Przeprowadzka ma przynieść korzyści
Amrest zamierza przenieść się z Polski do Hiszpanii. Chce też wejść na rynek giełdowy gdzieś na Zachodzie Europy, nie precyzując gdzie konkretnie. W komunikacie tłumaczy, że Hiszpania to dla firmy drugi najważniejszy rynek, po polskim. Spółka podkreśla też korzyści płynące z przeniesienia się do kraju należącego do strefy euro:
Przeniesienie do Hiszpanii i notowanie na giełdzie papierów wartościowych w Europie Zachodniej spowodują, że akcje Spółki będą notowane w euro, które jest walutą silną i dobrze rozpoznawalną na międzynarodowych rynkach finansowych, co powinno przynieść Spółce korzyści, w tym dostęp do nowych możliwości finansowania, szerszy dostęp do międzynarodowych rynków kapitałowych, zwiększenie rozpoznawalności marki i promocję.
Amrest w tej chwili zarządza siecią restauracji Pizza Hut i KFC w Polsce i w kilku innych krajach naszego regionu. Posiada też licencje na prowadzenie lokali Starbucksa i Burger Kinga w niektórych krajach Europy Środkowej. Działa też na rynku rosyjskim i chińskim. Spółka w najbliższych latach chce położyć większy nacisk na rozwój w Europie Zachodniej. Przenosiny do Hiszpanii mają w tym znacząco pomóc.
Dlaczego akurat Hiszpania?
Hiszpania jest obecnie najbardziej zyskownym rynkiem dla Amrestu. W pierwszym kwartale tego roku spółka osiągnęła tam 29 mln PLN zysku operacyjnego. W Polsce ten zysk wyniósł 12 mln PLN, a w Czechach 15 mln PLN. Jednocześnie Amrest miał w tym okresie 23 mln PLN straty w Niemczech i na innych rynkach Europy Zachodniej. To właśnie zapewne spółka zamierza poprawić także za pomocą przenosin.
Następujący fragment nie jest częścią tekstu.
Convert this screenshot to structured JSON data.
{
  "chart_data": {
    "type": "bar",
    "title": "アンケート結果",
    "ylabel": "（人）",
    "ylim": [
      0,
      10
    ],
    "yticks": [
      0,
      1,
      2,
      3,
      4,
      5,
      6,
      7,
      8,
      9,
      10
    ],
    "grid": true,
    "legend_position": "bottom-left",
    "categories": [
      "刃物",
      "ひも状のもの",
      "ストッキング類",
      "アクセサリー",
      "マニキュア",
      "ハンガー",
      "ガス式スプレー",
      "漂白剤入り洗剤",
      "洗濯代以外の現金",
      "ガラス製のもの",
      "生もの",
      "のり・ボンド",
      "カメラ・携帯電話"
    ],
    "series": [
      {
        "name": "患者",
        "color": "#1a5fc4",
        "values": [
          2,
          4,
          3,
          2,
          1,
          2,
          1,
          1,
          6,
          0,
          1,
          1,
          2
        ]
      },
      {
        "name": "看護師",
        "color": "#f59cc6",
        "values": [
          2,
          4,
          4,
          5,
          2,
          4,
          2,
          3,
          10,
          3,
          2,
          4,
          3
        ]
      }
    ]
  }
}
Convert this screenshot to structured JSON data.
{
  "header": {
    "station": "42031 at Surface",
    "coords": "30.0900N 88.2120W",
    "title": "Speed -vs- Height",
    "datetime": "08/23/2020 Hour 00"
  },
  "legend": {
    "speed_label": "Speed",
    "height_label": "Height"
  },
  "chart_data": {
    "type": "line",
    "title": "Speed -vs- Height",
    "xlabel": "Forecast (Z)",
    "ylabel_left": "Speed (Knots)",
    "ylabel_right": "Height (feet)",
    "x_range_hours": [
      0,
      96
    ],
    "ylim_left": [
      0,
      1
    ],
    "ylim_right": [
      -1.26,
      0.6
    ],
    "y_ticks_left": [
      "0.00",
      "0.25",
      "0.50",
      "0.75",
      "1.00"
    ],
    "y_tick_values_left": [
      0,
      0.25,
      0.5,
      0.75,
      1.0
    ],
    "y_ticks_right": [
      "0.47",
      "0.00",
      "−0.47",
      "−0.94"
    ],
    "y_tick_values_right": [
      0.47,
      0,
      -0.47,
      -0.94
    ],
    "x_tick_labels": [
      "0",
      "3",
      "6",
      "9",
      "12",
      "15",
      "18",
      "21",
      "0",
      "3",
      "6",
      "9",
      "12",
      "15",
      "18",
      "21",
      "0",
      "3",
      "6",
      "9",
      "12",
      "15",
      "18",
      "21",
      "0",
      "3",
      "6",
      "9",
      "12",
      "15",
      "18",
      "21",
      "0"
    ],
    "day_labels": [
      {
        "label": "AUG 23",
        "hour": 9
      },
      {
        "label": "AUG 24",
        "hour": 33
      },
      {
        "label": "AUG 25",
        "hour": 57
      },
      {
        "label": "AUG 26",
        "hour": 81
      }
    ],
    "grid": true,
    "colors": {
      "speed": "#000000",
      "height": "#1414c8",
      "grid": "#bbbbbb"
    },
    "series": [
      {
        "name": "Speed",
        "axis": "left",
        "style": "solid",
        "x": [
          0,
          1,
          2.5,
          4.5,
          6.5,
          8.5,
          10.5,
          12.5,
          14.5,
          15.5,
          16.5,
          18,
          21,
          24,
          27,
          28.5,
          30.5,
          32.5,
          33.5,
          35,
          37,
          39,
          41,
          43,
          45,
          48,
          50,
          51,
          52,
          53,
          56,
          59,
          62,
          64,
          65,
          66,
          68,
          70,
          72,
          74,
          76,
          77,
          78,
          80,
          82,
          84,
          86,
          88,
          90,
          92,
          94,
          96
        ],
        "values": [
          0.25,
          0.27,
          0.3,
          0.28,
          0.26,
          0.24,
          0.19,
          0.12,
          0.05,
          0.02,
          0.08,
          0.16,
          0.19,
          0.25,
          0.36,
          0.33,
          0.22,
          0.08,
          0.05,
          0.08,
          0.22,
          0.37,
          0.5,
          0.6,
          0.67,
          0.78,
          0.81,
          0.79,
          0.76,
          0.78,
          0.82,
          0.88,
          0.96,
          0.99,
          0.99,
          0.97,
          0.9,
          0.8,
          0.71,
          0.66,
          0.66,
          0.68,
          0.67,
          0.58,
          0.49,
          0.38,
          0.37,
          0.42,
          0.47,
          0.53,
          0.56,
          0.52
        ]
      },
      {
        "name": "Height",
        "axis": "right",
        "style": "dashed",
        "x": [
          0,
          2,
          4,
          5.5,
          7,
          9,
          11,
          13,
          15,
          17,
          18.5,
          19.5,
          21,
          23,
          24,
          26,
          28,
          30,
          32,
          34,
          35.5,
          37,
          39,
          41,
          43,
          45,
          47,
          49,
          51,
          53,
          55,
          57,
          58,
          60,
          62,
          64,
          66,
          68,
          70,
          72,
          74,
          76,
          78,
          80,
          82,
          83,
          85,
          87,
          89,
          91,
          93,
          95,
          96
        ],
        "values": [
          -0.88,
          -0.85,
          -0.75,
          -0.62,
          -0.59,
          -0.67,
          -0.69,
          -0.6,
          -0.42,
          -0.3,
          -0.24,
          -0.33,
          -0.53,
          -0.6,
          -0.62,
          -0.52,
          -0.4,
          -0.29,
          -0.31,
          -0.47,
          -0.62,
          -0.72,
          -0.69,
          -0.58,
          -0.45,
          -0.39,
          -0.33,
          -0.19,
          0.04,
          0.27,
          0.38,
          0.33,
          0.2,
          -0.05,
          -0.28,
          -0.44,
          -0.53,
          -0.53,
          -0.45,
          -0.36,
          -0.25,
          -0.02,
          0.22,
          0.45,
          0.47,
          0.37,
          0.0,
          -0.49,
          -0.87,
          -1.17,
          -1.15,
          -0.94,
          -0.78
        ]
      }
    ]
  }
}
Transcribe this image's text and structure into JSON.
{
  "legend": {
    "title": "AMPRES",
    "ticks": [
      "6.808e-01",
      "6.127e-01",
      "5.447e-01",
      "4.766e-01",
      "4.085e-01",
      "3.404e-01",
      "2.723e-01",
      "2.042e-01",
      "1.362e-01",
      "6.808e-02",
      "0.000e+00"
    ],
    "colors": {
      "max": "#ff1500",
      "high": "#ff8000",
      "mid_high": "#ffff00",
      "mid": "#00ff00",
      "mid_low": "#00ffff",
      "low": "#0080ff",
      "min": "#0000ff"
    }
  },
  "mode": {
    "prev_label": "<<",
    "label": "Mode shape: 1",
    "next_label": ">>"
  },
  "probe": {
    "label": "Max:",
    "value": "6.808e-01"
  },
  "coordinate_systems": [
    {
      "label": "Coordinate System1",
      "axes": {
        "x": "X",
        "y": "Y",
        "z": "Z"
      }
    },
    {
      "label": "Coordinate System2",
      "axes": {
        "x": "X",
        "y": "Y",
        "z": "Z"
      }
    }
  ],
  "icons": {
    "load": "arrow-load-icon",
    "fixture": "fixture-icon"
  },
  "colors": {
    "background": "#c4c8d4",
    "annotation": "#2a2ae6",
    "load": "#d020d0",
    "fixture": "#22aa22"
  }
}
Spore znaczenie w wyborze akurat Hiszpanii na miejsce docelowe dla spółki ma też zapewne fakt, że we władzach spółki od roku dominują osoby hiszpańskojęzyczne. Rok temu kontrolę nad Amrestem przejął Carlos Fernandes Gonzalez – wcześniej szef największego browaru w Meksyku, a także członek rady doradców w Banco Santander.
Kwestia podatkowa
Amrest zapewnia, że z punktu widzenia klientów KFC, czy Pizzy Hut nic się nie zmieni. Zmiany nie odczują też inwestorzy giełdowi, bo spółka nadal ma być notowana na warszawskiej giełdzie. Ale zmiana siedziby oznacza, że Amrest stanie się rezydentem podatkowym w Hiszpanii, będzie więc płacił podatki dochodowe tam, a nie w Polsce.
W 2016 roku Amrest zapłacił 32,7 mln PLN podatku dochodowego. W tym roku w pierwszym kwartale podatek wyniósł 7,2 mln PLN.
Konieczna zgoda akcjonariuszy
Przeprowadzka Amrestu z Wrocławia do Madrytu ma się odbyć w lutym 2019. Jednak aby mogła się odbyć, pomysł musi zaakceptować Walne Zgromadzenie Akcjonariuszy Amrestu. Zwołano je na 5 października. Teoretycznie rzecz biorąc przeprowadzkę można zablokować, bo na walnym muszą ją poprzeć głosy reprezentujące co najmniej 75 procent kapitału. Carlos Fernandes Gonzalez ma blisko 62 procent akcji w spółce, więc decyzję o przeprowadzce będzie musiało poprzeć także kilku akcjonariuszy mniejszościowych.
Obok Gonzaleza największymi współwłaścicielami w spółce są: jej założyciel Henry McGovern (5,9% akcji) i dwa fundusze OFE – Nationale Nederlanden (9,6% akcji) i PZU Złota Jesień (6,9% akcji). Obecna wartość rynkowa Amrestu to blisko 8 mld PLN.